Answer:
Step-by-step explanation:
REcall that given a set A, * is a equivalence relation over A if
- for a in A, then a*a.
- for a,b in A. If a*b, then b*a.
- for a,b,c in A. If a*b and b*c then a*c.
Consider A the set of all ordered pairs of positive integers.
- Let (a,b) in A. Then a+b = a+b. So, by definition (a,b)R(a,b).
- Let (a,b), (c,d) in A and suppose that (a,b)R(c,d) . Then, by definition a+d = b+c. Since the + is commutative over the integers, this implies that d+a = c+b. Then (c,d)R(a,b).
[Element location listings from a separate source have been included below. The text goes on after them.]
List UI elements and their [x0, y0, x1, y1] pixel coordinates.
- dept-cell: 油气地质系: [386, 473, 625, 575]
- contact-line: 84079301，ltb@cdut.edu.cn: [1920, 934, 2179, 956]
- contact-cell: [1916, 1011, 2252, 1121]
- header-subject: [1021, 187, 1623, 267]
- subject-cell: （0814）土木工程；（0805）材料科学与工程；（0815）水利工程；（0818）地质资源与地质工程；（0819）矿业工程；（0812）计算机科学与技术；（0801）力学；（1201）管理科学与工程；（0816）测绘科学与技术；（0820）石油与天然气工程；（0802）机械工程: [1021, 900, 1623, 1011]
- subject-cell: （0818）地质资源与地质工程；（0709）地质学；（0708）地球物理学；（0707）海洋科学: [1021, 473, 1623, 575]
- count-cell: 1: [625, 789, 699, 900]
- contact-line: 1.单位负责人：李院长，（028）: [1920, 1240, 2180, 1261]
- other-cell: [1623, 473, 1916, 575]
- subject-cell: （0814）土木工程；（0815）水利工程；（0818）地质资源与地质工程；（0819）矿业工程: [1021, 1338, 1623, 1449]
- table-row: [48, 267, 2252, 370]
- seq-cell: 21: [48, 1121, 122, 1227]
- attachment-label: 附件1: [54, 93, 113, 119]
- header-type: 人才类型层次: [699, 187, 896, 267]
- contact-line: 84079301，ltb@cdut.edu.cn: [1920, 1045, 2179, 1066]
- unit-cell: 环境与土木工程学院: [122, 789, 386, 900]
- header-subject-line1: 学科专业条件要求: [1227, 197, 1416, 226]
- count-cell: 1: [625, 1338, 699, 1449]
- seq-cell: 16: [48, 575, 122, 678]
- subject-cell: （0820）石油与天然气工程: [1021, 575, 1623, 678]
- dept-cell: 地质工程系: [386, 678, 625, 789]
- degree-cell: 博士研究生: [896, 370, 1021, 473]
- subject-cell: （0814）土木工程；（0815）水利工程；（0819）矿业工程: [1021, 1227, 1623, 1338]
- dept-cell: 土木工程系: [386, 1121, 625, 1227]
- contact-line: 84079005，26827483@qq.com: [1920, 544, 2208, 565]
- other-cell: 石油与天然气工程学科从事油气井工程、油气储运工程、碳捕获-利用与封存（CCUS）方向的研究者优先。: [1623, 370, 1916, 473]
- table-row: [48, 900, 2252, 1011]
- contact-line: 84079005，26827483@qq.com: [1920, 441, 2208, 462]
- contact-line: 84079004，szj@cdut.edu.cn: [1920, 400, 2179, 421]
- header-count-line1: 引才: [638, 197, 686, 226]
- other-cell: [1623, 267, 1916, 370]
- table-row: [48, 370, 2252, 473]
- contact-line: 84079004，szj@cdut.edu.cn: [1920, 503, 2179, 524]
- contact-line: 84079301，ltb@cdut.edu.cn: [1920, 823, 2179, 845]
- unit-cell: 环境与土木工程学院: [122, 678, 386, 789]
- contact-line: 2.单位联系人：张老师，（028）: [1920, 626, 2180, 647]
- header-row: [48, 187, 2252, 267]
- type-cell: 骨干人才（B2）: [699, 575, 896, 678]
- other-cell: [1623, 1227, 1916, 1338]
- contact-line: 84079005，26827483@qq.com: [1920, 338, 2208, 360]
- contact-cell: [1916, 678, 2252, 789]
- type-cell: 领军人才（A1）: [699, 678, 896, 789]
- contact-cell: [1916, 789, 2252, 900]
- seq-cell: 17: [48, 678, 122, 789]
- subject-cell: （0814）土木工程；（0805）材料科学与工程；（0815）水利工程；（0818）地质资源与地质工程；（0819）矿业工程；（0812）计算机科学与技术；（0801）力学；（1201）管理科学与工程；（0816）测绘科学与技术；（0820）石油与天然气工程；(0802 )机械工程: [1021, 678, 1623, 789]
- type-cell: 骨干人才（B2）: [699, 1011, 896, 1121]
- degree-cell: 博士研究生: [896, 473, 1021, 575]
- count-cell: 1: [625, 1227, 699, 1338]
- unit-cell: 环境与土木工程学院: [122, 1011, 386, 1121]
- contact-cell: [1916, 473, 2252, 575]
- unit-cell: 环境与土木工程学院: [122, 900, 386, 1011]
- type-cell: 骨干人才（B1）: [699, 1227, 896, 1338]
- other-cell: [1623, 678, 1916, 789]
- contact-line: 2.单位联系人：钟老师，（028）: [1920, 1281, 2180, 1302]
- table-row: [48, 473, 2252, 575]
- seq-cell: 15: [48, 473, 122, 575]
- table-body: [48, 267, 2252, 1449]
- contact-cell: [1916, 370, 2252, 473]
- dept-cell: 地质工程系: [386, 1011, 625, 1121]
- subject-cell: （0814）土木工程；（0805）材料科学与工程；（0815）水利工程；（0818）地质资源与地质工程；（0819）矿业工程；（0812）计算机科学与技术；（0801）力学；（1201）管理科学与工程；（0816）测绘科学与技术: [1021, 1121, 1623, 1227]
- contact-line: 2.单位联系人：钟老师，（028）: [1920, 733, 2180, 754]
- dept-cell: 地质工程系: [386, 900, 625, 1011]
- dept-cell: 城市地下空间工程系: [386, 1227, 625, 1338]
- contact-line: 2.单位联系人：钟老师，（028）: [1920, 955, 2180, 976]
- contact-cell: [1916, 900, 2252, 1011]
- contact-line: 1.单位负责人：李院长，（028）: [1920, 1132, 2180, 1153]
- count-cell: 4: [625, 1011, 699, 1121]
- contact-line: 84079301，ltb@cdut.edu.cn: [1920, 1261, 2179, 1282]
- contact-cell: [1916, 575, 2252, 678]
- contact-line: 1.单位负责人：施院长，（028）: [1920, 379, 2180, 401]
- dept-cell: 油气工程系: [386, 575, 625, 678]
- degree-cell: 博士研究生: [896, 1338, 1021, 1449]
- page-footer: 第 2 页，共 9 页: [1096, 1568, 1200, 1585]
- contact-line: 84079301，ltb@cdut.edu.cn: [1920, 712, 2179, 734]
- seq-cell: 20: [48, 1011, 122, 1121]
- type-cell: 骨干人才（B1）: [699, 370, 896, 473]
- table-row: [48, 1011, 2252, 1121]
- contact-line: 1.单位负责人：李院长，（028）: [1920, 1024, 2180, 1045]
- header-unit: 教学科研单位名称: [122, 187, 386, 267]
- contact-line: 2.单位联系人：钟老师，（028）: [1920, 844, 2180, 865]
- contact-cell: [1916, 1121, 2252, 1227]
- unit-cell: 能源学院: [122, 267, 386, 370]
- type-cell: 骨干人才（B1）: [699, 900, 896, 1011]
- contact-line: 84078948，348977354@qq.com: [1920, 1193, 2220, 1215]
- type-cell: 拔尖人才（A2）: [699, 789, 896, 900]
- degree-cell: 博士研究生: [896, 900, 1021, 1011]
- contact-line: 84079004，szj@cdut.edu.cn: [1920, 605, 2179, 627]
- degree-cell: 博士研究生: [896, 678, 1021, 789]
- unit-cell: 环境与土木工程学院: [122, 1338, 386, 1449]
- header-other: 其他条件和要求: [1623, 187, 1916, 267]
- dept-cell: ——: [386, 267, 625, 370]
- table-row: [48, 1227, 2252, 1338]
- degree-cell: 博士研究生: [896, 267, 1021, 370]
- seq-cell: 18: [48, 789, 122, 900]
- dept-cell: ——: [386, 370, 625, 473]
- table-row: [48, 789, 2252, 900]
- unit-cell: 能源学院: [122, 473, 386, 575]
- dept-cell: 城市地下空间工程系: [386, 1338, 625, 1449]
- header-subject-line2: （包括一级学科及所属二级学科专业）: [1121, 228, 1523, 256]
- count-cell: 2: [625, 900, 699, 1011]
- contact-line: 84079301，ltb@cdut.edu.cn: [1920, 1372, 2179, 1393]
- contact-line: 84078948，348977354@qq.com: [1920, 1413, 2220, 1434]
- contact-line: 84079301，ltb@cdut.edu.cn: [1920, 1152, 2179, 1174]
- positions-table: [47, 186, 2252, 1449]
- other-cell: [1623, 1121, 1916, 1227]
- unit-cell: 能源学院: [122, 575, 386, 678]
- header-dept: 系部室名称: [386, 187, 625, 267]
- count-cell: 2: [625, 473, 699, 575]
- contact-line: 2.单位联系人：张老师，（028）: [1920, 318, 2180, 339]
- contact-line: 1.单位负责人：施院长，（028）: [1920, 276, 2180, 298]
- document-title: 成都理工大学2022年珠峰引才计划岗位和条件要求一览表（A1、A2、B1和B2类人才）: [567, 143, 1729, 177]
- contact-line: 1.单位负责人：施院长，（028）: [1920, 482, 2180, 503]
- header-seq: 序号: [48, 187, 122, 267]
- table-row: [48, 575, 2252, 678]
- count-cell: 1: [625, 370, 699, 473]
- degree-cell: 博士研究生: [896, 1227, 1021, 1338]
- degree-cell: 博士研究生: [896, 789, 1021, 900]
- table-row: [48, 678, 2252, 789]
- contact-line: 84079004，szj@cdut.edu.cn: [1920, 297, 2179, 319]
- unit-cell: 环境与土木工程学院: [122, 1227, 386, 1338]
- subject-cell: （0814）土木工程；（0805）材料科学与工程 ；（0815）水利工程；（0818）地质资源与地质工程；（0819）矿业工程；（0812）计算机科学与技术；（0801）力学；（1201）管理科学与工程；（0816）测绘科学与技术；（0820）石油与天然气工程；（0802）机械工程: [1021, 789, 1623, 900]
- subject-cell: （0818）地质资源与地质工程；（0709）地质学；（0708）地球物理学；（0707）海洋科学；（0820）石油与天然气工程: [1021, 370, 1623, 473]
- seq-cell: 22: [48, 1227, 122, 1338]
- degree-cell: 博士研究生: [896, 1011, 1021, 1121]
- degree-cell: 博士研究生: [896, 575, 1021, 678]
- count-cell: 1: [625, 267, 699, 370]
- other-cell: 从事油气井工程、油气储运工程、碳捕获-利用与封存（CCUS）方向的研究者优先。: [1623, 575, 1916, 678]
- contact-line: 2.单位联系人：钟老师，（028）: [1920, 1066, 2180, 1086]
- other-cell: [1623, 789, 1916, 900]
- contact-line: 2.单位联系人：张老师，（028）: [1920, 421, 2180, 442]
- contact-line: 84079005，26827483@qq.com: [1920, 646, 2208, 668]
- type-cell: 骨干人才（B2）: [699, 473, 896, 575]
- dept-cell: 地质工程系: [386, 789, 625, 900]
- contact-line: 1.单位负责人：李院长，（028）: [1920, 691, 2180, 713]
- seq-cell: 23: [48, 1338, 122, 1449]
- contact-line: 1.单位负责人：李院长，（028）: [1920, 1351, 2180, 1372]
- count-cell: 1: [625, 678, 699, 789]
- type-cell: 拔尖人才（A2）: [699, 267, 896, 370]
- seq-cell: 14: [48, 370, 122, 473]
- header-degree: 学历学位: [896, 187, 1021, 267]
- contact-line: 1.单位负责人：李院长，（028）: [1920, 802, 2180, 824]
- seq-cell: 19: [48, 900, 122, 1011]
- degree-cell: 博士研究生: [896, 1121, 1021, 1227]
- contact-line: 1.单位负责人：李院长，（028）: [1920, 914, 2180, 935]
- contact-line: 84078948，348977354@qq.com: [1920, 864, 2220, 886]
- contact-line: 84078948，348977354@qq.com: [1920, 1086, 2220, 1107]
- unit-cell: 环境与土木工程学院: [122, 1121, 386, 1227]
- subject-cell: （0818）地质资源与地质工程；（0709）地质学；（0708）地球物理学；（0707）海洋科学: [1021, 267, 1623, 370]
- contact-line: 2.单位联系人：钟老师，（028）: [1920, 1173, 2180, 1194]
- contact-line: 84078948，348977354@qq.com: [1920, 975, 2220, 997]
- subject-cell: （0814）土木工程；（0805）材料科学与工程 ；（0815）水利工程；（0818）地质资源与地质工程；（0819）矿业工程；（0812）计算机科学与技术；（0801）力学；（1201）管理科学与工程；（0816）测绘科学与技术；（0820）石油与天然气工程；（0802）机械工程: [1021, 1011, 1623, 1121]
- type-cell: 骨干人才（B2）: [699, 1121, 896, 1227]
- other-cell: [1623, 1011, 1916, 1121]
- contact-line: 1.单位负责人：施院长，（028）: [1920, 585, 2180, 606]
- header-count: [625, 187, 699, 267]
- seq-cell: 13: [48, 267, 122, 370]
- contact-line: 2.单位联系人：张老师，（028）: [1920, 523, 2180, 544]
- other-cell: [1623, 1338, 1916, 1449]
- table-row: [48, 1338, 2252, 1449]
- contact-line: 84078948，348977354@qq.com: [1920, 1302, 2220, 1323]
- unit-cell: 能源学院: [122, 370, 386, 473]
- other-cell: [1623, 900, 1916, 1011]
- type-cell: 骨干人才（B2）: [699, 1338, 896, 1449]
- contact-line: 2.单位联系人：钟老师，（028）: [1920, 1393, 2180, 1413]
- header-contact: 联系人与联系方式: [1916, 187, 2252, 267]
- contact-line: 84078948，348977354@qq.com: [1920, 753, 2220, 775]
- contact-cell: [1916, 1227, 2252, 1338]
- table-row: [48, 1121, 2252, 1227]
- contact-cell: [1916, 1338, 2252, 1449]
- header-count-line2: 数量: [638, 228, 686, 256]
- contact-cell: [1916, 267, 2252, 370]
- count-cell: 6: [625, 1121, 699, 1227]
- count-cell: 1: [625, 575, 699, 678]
- Let (a,b),(c,d), (e,f) in A and suppose that (a,b)R(c,d) and (c,d)R(e,f). Then
a+d = b+c, c+f = d+e. We have that f = d+e-c. So a+f = a+d+e-c. From the first equation we find that a+d-c = b. Then a+f = b+e. So, by definition (a,b)R(e,f).
So R is an equivalence relation.
[(a,b)] is the equivalence class of (a,b). This is by definition, finding all the elements of A that are equivalente to (a,b).
Let us find all the possible elements of A that are equivalent to (2,4). Let (a,b)R(2,4) Then a+4 = b+2. This implies that a+2 = b. So all the elements of the form (a,a+2) are part of this class.